= Mark Lorenzen =

American video game designer (born 1965)

Mark Lorenzen (born 1965) is a video game designer and entrepreneur.

==Biography==
Lorenzen was born in Virginia. He got primary education from Huntington Beach High School, and later attended Point Loma Nazarene University, finishing with a bachelor's degree in Visual Art.

==Career==
Lorenzen first entered the video game industry by joining Blue Sky Software in the early 90s. While there, he served as design director on such games as Jurassic Park, Vectorman and Ren & Stimpy: Stimpy's Invention.

After leaving Blue Sky in 1995 Lorenzen joined Shiny Entertainment, working on Earthworm Jim 2. One of the levels he designed was named "Lorenzen's Soil" in his honor.

In 1996 a handful of Shiny members formed The Neverhood, Inc. (further history could be read here). The Neverhood included Mark's brother Tim, who worked at 7th Level.
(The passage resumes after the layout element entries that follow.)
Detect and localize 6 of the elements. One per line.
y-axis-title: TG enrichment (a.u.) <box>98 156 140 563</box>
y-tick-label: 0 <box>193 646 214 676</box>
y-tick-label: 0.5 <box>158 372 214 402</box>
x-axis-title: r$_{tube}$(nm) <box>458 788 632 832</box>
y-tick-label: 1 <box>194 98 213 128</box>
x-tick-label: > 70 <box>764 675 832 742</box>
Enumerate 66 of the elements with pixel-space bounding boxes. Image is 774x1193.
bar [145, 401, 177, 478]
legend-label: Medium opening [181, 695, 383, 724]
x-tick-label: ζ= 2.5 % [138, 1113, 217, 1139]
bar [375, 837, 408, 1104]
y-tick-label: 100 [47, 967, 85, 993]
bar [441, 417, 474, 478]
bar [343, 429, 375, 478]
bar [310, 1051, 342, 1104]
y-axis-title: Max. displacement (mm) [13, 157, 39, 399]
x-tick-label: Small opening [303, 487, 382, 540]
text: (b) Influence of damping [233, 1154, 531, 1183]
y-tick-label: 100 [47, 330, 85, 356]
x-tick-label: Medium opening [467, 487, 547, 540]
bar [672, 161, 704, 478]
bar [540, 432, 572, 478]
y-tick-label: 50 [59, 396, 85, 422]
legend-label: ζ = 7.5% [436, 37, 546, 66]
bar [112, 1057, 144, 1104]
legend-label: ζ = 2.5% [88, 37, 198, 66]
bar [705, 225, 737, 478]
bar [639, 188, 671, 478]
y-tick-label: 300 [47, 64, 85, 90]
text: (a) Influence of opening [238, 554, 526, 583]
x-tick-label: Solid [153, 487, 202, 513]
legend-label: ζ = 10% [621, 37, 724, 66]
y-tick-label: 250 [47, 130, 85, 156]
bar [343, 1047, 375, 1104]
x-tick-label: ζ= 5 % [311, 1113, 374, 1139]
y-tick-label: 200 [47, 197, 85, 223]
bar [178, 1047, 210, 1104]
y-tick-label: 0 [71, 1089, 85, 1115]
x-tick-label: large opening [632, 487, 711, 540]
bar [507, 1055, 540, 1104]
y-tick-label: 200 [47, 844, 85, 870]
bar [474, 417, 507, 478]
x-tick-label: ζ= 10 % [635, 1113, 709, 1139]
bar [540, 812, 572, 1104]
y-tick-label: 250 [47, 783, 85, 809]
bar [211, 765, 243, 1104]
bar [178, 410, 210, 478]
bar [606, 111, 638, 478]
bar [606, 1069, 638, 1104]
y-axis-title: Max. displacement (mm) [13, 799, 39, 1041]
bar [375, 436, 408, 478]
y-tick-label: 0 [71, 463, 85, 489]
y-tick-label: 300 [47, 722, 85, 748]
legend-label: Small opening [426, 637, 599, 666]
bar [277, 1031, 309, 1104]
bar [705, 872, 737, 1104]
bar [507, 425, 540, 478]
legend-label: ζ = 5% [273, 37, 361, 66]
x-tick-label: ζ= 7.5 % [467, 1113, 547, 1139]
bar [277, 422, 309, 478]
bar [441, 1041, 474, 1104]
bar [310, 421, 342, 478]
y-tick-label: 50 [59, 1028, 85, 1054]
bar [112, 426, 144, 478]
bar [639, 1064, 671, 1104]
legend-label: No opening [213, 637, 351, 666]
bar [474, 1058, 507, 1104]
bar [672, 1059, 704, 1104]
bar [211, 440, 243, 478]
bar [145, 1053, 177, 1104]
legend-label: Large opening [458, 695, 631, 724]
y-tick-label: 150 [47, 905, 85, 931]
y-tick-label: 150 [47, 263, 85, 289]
Lorenzen later led art design on The Neverhood, Inc.-made Skullmonkeys, and programming on BoomBots.

In 1999 The Neverhood, Inc. disbanded, and Lorenzen with four partners formed the game company Monkeytropolis, based in Rancho Santa Margarita, California. The company was active for 3 years, working on various projects, both internal and for outside publishers. Monkeytropolis disbanded in 2002.

In April 2002, Lorenzen joined Electronic Arts, to work as software engineer on various real-time strategy games such as Command & Conquer: Generals and The Lord of the Rings: The Battle for Middle-earth.

In 2005, Lorenzen moved to Utah, working for EA Salt Lake on Tiger Woods PGA Tour 07, Nerf N-Strike Elite and on various titles in the Electronic Arts The Sims 3 franchise.

In January 2014, Pencil Test Studios announced that Lorenzen was working as the lead programmer on their upcoming Armikrog game.

In 2015, Lorenzen was hired at GALXYZ Inc. as principal designer and developer of a Science Education app called Blue Apprentice.

in 2017, Lorenzen served as senior 3D developer at Telltale Games.

==Game credits==

| Name | Year | Credited With | Publisher |
|---|---|---|---|
| The Ren & Stimpy Show: Stimpy's Invention | 1993 | artist | Sega |
| Jurassic Park | 1993 | artist | Sega |
| Jurassic Park: Rampage Edition | 1994 | designer, artist | Sega |
| Desert Demolition | 1995 | artist | Sega |
| Vectorman | 1995 | designer, artist | Sega |
| Gargoyles | 1995 | artist | Buena Vista Interactive |
| Earthworm Jim 2 | 1995 | lead artist | Playmates Interactive Entertainment |
| The Neverhood | 1996 | artist, writer, voice actor | DreamWorks Interactive |
| Skullmonkeys | 1998 | lead artist | Electronic Arts |
| BoomBots | 1999 | programmer, voice actor | SouthPeak Interactive |
| Command & Conquer: Generals | 2003 | programmer | Electronic Arts |
| Command & Conquer: Generals – Zero Hour | 2003 | programmer | Electronic Arts |
| The Lord of the Rings: The Battle for Middle-earth | 2004 | programmer | Electronic Arts |
| The Lord of the Rings: The Battle for Middle-earth II | 2006 | programmer | Electronic Arts |
| Tiger Woods PGA Tour 07 | 2006 | programmer | Electronic Arts |
| Nerf N-Strike Elite | 2009 | programmer | Electronic Arts |
| Armikrog | 2015 | designer, programmer | Versus Evil |

==Personal life==

Mark Lorenzen is married to Jodi Lorenzen. He is based in Utah.